Accused of stooping to racist imagery with the infamous “Breaking Point” poster depicting streams of refugees fleeing to the EU, Mr Farage saw his decades-long campaign for Britain to quit Brussels triumph in the 2016 referendum.
Not long after the referendum, he decided to step aside as party leader, leaving the national stage as one of the most divisive – and successful – politicians of modern times.
But his political days were not over.
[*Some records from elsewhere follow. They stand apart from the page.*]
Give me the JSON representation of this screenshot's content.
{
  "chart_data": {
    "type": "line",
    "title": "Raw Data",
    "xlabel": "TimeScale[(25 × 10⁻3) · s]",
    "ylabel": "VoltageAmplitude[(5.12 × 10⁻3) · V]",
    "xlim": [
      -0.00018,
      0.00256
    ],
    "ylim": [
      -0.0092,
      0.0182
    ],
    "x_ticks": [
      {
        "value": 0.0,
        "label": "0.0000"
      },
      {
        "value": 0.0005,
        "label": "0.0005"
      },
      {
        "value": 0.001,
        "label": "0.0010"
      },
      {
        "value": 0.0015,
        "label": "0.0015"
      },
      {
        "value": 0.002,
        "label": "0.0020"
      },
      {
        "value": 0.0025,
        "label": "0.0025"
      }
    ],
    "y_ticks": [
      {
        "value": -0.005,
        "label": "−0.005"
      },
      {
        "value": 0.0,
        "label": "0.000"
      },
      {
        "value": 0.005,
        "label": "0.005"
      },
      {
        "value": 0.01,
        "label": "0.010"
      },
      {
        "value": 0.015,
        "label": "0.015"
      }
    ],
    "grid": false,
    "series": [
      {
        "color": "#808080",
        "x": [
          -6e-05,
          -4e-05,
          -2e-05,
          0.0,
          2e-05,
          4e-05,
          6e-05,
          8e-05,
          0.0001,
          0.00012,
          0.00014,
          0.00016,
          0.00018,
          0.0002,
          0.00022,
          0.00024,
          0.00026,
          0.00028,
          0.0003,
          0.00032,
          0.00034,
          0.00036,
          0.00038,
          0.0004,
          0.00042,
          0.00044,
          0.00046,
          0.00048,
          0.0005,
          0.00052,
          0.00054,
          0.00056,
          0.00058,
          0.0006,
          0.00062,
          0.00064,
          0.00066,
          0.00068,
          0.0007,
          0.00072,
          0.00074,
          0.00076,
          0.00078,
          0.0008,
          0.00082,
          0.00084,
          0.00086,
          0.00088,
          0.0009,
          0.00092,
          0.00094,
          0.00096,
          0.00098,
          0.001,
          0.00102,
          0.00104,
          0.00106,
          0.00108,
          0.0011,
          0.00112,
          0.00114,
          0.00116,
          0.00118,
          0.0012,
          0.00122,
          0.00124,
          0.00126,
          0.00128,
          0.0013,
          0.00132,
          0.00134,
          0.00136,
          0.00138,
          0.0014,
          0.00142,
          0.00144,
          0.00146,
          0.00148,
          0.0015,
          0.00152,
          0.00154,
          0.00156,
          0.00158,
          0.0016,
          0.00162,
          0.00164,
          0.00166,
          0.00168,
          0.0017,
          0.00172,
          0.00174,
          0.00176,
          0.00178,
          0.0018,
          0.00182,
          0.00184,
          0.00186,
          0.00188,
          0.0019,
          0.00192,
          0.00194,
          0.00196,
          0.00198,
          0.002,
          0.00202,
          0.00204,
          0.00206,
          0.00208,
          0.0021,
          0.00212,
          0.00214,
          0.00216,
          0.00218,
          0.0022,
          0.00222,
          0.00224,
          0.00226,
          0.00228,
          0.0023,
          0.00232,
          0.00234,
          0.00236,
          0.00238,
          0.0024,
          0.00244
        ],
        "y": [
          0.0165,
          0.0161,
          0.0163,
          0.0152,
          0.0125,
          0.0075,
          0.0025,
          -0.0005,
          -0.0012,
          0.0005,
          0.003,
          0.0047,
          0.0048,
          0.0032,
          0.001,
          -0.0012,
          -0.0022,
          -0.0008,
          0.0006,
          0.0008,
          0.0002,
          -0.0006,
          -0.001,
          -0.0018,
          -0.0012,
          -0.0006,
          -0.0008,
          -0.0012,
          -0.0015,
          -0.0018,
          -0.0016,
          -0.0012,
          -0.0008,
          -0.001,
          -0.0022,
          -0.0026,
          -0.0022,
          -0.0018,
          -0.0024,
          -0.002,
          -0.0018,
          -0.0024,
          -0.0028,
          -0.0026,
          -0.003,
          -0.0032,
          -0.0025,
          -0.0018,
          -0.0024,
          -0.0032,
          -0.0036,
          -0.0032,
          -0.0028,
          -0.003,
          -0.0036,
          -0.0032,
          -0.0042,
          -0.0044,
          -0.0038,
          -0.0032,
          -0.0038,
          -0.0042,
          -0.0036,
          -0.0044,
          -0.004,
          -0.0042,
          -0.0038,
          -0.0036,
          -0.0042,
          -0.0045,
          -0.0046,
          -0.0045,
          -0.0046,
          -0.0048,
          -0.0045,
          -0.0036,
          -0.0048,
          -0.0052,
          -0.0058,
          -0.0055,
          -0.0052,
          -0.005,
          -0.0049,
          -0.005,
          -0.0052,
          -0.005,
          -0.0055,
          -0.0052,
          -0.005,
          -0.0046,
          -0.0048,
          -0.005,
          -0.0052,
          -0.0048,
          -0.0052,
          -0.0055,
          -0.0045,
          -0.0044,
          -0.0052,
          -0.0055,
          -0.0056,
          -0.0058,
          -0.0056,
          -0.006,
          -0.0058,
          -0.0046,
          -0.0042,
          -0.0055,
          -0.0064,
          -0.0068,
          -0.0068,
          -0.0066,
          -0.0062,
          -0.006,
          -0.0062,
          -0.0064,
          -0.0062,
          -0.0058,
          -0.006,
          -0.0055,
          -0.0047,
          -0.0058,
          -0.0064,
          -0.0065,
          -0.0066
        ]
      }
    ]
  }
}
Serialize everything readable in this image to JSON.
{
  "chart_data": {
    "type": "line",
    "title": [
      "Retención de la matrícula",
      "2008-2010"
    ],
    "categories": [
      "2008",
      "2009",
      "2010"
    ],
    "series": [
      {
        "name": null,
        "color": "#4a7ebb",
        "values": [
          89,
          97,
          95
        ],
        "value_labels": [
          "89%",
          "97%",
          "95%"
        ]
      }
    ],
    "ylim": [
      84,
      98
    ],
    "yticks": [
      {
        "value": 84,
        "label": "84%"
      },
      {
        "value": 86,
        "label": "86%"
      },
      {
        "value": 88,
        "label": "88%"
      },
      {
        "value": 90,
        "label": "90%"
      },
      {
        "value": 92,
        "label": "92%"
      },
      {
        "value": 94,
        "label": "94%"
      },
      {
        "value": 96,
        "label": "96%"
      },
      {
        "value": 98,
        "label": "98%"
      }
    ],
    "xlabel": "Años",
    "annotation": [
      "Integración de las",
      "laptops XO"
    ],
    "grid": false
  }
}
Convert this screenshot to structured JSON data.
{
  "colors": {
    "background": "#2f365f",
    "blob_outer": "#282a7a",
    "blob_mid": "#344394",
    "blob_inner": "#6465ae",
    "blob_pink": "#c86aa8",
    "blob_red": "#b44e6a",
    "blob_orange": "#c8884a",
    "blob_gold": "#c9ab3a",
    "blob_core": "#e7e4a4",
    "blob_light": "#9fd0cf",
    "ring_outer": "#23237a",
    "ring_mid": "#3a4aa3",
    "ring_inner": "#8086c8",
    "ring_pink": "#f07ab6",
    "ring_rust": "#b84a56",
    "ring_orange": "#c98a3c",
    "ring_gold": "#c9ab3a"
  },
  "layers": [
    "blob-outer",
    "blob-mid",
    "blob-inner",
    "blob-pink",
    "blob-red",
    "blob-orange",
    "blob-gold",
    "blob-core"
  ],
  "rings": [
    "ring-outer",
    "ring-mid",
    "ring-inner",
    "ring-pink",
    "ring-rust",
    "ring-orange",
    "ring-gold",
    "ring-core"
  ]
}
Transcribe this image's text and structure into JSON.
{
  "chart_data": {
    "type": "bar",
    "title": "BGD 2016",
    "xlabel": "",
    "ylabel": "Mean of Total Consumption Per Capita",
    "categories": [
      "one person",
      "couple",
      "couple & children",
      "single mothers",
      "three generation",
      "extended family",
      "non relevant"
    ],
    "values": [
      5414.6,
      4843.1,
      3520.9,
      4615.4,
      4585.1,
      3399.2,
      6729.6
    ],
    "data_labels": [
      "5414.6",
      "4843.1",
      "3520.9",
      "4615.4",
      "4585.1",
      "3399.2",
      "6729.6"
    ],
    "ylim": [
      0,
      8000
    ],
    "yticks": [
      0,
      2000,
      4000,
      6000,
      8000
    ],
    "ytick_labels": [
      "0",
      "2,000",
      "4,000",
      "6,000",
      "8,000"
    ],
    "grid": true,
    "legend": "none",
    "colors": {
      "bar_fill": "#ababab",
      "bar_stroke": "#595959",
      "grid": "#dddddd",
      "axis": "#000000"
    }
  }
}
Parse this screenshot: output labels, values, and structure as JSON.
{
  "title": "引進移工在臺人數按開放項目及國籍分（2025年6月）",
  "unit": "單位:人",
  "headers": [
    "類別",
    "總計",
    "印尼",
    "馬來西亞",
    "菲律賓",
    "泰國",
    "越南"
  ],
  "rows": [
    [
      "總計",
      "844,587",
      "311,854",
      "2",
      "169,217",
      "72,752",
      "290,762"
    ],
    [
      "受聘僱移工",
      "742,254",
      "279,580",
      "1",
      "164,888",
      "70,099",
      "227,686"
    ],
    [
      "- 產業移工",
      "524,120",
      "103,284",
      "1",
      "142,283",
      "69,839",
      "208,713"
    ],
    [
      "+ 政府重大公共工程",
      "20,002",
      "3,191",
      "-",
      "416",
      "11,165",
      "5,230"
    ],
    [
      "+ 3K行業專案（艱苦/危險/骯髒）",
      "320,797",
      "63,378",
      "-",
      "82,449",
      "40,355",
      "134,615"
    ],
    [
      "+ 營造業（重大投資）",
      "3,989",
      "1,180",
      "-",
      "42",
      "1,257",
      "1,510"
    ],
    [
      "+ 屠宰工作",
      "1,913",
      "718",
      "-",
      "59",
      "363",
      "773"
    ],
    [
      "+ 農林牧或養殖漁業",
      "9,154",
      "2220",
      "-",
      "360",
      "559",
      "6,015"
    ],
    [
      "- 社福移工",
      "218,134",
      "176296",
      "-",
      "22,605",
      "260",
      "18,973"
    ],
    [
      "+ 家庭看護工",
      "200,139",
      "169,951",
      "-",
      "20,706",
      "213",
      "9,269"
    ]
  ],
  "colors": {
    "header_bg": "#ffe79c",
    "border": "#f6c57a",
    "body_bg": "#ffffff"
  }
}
In April 2019, Mr Farage launched the Brexit Party, vowing to lead a fightback against an establishment which he said has betrayed the country over Brexit.
Mr Farage said Britain had become a nation of “lions led by donkeys”.
In May 2019, he said he was “concerned” about the level of “hatred” being directed at him after he was doused with a banana and salted caramel milkshake while on a walkabout in Newcastle city centre.
Launching the Brexit Party’s General Election campaign in November 2019, Mr Farage attracted a sizeable press pack, with reporters, broadcasters and photographers queued outside the venue up to an hour before he was due to speak.
The politician has himself turned his hand to broadcasting and has a show on UK radio station LBC, where he recently conducted a half-hour long interview with US President Donald Trump.
Mr Farage has been a prominent supporter of Mr Trump and boosted his own profile across the Atlantic during frequent appearances at the Republican’s rallies during the last US election campaign.
Both Mr Farage and Mr Trump have suggested that Brexit and the controversial tycoon’s election as president are linked phenomena.
The “Ukip fox is in the Westminster hen house”, he once told reporters after making sweeping gains in the local elections.
But the Commons looks unlikely to be welcoming him any time soon after he ruled out making an eighth bid to become an MP ahead of the December 12 General Election.
Instead he predicted he could “serve the cause better traversing the length and breadth of the United Kingdom supporting 600 candidates”, in a threat to the Tories.